Но эта широкая благотворительность, которую мы, безусловно, вправе назвать грандиозной, принимая во внимание, что она исходила от одного человека и опиралась только на его средства (так как Федериго, по своему обыкновению, отказывался распределять чужие пожертвования), эта благотворительность вместе с приношениями других частных лиц, если и не столь обильными, то всё же многочисленными, вместе с средствами, отпущенными Советом декурионов в распоряжение Трибунала продовольствия, которому поручено было распределять их, — оказывалась, однако, слишком незначительной по сравнению с нуждой. В то время как благодаря милосердию кардинала удавалось продлить жизнь некоторым горцам, близким к голодной смерти, другие доходили до последней крайности. Но и первые снова впадали в то же состояние, когда эта скромная помощь иссякала.

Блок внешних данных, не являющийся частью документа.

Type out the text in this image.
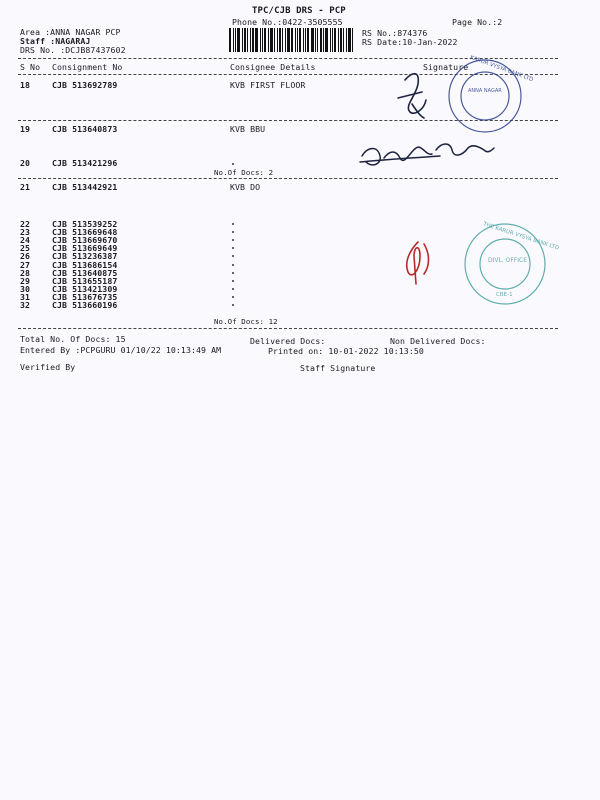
TPC/CJB DRS - PCP
Phone No.:0422-3505555	Page No.:2
Area :ANNA NAGAR PCP
Staff :NAGARAJ
DRS No. :DCJB87437602
RS No.:874376
RS Date:10-Jan-2022
S No Consignment No	Consignee Details	Signature
18	CJB 513692789	KVB FIRST FLOOR
19	CJB 513640873	KVB BBU
20	CJB 513421296
No.Of Docs: 2
21	CJB 513442921	KVB DO
22	CJB 513539252
23	CJB 513669648
24	CJB 513669670
25	CJB 513669649
26	CJB 513236387
27	CJB 513686154
28	CJB 513640875
29	CJB 513655187
30	CJB 513421309
31	CJB 513676735
32	CJB 513660196
No.Of Docs: 12
Total No. Of Docs: 15	Delivered Docs:	Non Delivered Docs:
Entered By :PCPGURU 01/10/22 10:13:49 AM	Printed on: 10-01-2022 10:13:50
Verified By	Staff Signature
ANNA NAGAR
KARUR VYSYA BANK LTD
DIVL. OFFICE
THE KARUR VYSYA BANK LTD
CBE-1
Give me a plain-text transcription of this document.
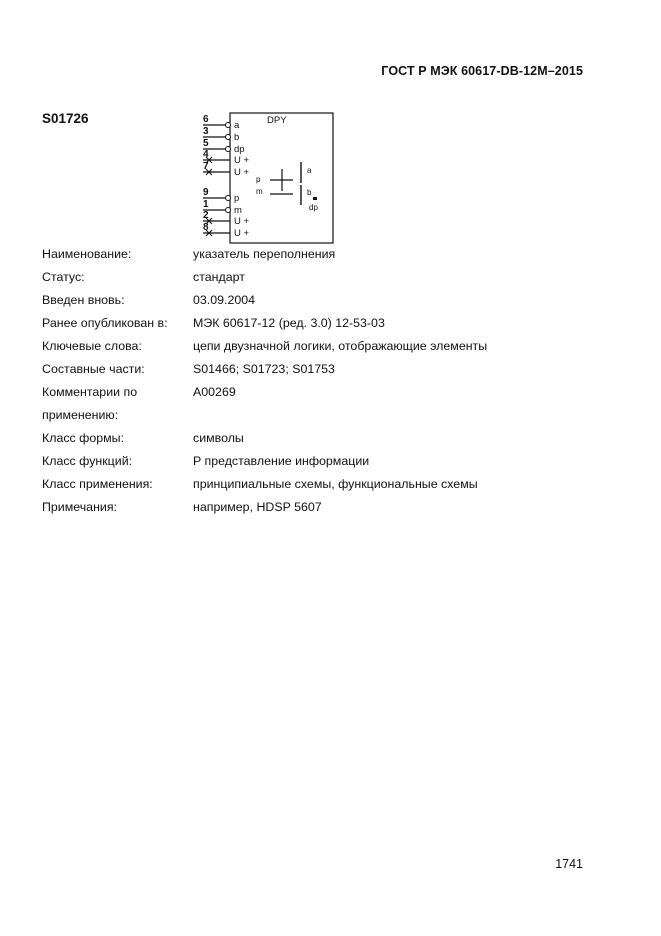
ГОСТ Р МЭК 60617-DB-12М–2015
S01726	DPY
6
a
3
b
5
dp
4
U +
7
U +
p
m
a
b
dp
9
p
1
m
2
U +
8
U +
Наименование:	указатель переполнения
Статус:	стандарт
Введен вновь:	03.09.2004
Ранее опубликован в:	МЭК 60617-12 (ред. 3.0) 12-53-03
Ключевые слова:	цепи двузначной логики, отображающие элементы
Составные части:	S01466; S01723; S01753
Комментарии по	A00269
применению:
Класс формы:	символы
Класс функций:	P представление информации
Класс применения:	принципиальные схемы, функциональные схемы
Примечания:	например, HDSP 5607
1741
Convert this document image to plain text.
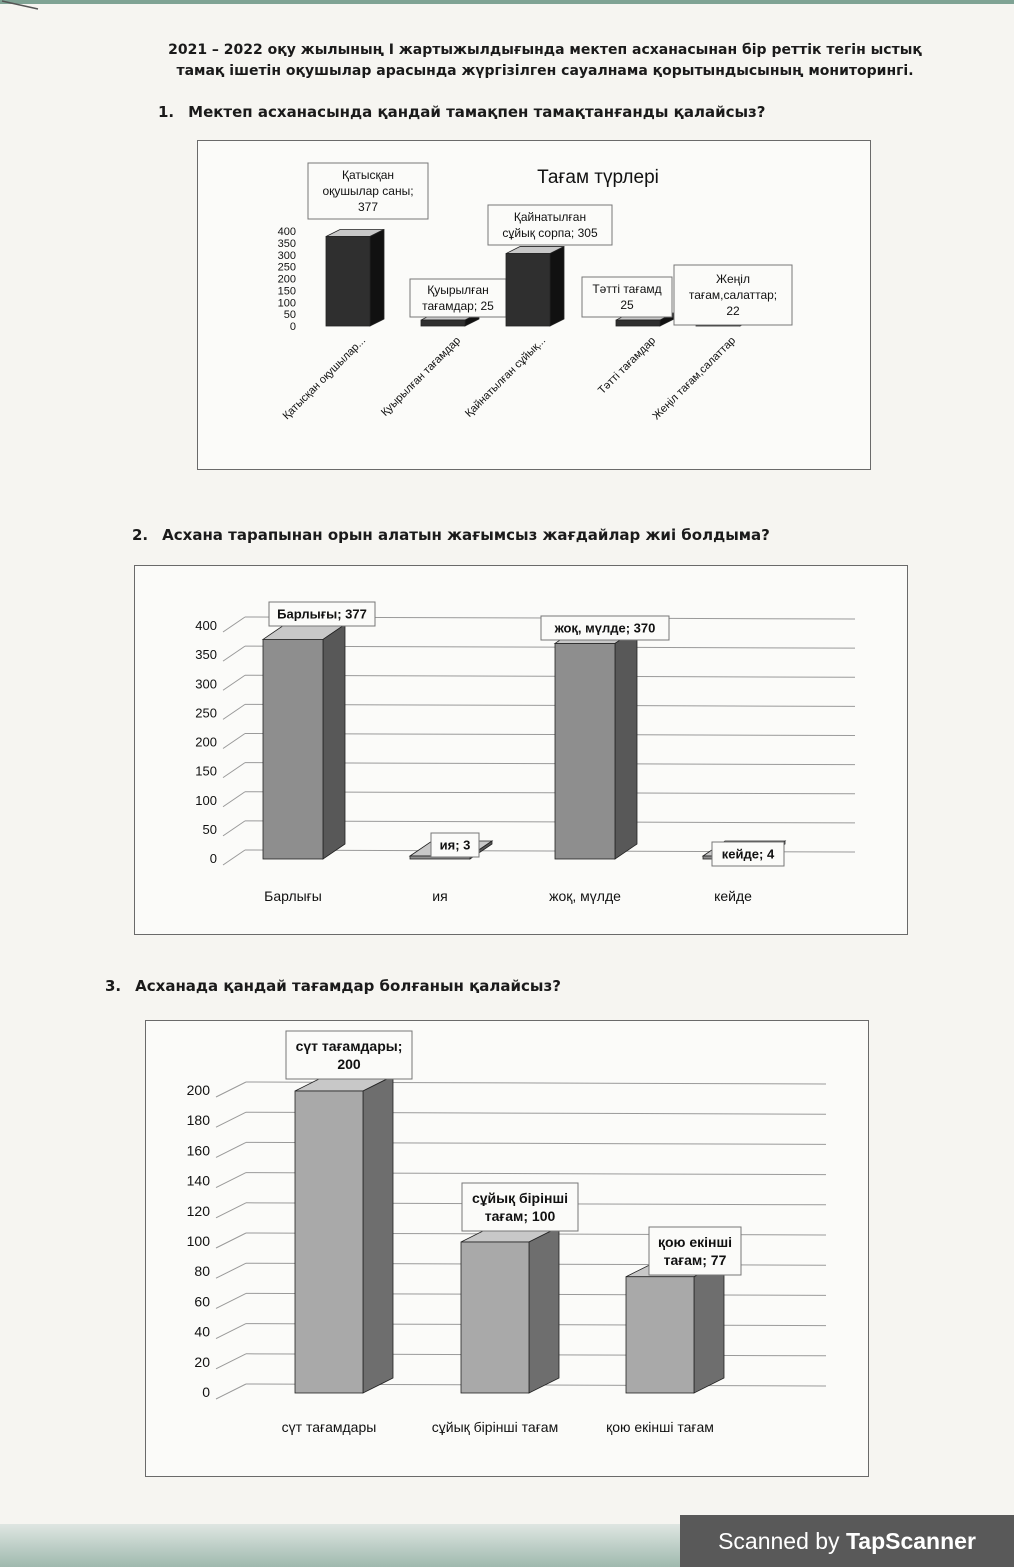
2021 – 2022 оқу жылының І жартыжылдығында мектеп асханасынан бір реттік тегін ыстық
тамақ ішетін оқушылар арасында жүргізілген сауалнама қорытындысының мониторингі.
1. Мектеп асханасында қандай тамақпен тамақтанғанды қалайсыз?
Тағам түрлері
0
50
100
150
200
250
300
350
400
Қатысқан
оқушылар саны;
377
Қатысқан оқушылар...
Қуырылған
тағамдар; 25
Қуырылған тағамдар
Қайнатылған
сұйық сорпа; 305
Қайнатылған сұйық...
Тәтті тағамд
25
Тәтті тағамдар
Жеңіл
тағам,салаттар;
22
Жеңіл тағам,салаттар
2. Асхана тарапынан орын алатын жағымсыз жағдайлар жиі болдыма?
0
50
100
150
200
250
300
350
400
Барлығы; 377
Барлығы
ия; 3
ия
жоқ, мүлде; 370
жоқ, мүлде
кейде; 4
кейде
3. Асханада қандай тағамдар болғанын қалайсыз?
0
20
40
60
80
100
120
140
160
180
200
сүт тағамдары;
200
сүт тағамдары
сұйық бірінші
тағам; 100
сұйық бірінші тағам
қою екінші
тағам; 77
қою екінші тағам
Scanned by TapScanner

В других местах, не забытых, а лишь оставленных на вторую очередь, ввиду меньшей остроты их положения, ибо милосердие вынуждено было действовать с отбором, нужда скоро становилась смертельной; народ погибал повсюду, и отовсюду люди бежали в город. Здесь, скажем, две тысячи голодающих, более сильных и ловких в уменье побеждать своих соперников и самим пробиться вперёд, добывали себе похлёбку лишь затем, чтобы не умереть с голоду в этот же день. Но много тысяч других оставалось позади, остро завидуя этим, мы говорим, счастливцам, а между тем среди обойдённых бывали их жены, дети, отцы. И в то время как в одних кварталах города людей, брошенных на произвол судьбы и доведённых до крайности, поднимали с земли, приводили в чувство, давали приют и обеспечивали на некоторый срок, — в сотне других мест люди падали, изнемогали или даже умирали без помощи, без утешения.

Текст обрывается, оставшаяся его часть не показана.